L'inflation au plus haut depuis 1996

Par , le 13 juin 2001 à 07h00 , mis à jour le 12 juin 2001 à 18h30

L’Insee a annoncé hier une inflation en hausse de 0,7% pour le mois de mai, soit de 2,3% par rapport la même période en 2000. En cause, la flambée du prix des produits frais et de l’énergie le mois dernier. Cette poussée de fièvre s’inscrit dans un ralentissement de la croissance française qui pourrait obliger le gouvernement à revoir sa politique fiscale.

vignette conjoncture © INTERNE

Quand l’économie montre des signes de faiblesse, on demande aux Français d’acheter et d’acheter encore pour maintenir la croissance. Quand les prix augmentent trop fort, on leur demande non seulement de consommer mais de le faire intelligemment. Très soucieux de la forte hausse de l’inflation le mois dernier (+ 0,7% par rapport à avril), le gouverneur de la Banque de France, Jean-Claude Trichet a encouragé hier les consommateurs à faire jouer à fond la concurrence entre les commerçants pour privilégier les prix les plus bas.

Six mois de pluies
ont touché
de plein fouet
l’agriculture,
entraînant un bond
de 9% du prix
des produits frais

Les chiffres publiés hier par l’Insee sonnent, il est vrai, comme un coup de semonce dans le ciel de moins en moins bleu de l’économie française. Les prix à la consommation de mai ont augmenté de 2,3% par rapport à mai 2000 pour atteindre leur plus haut niveau depuis juillet 1996. Selon le mode de calcul européen, la hausse atteint même 2,5% sur un an et dépasse largement la barre des 2% fixée par la Banque centrale européenne.

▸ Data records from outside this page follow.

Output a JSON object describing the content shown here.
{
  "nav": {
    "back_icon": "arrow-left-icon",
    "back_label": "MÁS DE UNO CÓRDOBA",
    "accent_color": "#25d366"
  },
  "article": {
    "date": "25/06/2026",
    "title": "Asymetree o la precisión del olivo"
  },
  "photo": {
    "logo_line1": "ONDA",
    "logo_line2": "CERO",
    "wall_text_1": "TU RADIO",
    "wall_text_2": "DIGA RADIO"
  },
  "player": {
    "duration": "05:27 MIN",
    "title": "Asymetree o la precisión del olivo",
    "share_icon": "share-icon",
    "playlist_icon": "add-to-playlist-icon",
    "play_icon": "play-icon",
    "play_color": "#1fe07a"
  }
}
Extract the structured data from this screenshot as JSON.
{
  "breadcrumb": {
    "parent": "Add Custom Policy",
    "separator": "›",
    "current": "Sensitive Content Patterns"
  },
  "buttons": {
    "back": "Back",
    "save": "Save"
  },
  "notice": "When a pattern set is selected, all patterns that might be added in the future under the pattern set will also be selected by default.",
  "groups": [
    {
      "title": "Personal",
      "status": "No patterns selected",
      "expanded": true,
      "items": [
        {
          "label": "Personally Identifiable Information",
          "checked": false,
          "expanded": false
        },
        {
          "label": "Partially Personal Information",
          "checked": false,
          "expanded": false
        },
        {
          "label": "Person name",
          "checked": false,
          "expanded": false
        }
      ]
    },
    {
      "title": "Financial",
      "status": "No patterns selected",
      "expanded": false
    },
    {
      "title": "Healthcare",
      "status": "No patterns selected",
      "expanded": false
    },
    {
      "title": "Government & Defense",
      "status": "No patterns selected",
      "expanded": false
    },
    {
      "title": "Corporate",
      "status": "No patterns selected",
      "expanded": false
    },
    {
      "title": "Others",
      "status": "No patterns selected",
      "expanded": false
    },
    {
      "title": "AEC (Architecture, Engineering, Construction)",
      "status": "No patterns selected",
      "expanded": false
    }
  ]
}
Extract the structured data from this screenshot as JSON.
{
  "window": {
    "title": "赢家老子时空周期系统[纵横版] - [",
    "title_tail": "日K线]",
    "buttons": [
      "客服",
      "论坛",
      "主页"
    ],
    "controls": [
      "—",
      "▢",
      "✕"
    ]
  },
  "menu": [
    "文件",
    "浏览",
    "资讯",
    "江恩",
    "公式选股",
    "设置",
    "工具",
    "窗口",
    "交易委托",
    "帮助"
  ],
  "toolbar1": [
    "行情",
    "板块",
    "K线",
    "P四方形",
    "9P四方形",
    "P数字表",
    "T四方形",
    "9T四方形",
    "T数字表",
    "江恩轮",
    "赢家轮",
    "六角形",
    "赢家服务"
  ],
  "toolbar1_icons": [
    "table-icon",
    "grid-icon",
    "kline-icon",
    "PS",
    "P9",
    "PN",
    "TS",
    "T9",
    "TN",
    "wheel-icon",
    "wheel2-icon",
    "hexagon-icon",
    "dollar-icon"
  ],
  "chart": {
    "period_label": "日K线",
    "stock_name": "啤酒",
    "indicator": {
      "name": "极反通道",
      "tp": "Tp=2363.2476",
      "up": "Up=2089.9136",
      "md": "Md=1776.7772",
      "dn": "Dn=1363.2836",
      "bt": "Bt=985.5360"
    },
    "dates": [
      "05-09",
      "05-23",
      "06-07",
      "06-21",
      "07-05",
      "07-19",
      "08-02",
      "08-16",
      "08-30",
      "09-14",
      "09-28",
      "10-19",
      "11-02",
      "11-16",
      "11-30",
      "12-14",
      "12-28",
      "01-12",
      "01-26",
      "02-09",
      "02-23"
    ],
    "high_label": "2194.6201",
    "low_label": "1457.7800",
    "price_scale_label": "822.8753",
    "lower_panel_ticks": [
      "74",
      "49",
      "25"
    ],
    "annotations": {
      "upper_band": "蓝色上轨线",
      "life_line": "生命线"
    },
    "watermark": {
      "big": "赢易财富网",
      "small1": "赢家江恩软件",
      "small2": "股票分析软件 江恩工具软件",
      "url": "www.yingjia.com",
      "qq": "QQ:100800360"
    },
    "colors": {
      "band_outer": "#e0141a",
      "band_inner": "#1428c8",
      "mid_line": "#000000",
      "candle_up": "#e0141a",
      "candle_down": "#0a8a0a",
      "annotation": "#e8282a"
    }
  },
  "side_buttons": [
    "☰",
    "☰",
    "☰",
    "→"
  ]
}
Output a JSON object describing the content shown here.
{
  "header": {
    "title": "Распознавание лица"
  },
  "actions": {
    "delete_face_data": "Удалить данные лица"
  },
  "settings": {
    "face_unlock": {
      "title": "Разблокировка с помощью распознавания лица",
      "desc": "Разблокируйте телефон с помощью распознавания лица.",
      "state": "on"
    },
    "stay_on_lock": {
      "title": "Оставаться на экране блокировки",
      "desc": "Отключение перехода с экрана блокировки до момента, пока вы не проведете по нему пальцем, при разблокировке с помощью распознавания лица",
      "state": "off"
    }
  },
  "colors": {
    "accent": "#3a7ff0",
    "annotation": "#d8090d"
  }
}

Cette poussée de fièvre n’est pas vraiment une surprise. Six mois de pluies ont touché de plein fouet l’agriculture, entraînant le mois dernier un bond de 9% des prix des produits frais, en particulier des légumes et des fruits. La note des courses devrait revenir à la normale dès juin. En revanche, l’optimisme n’est pas de mise pour la facture énergétique, plombée en mai par l’augmentation du pétrole (+3,5%) et des tarifs du gaz de ville (+9%). La suspension des exportations irakiennes de fioul, la faiblesse de l’euro face au dollar, la devise de référence, et les problèmes énergétiques américains devraient maintenir la pression sur le prix du baril pour quelques semaines encore.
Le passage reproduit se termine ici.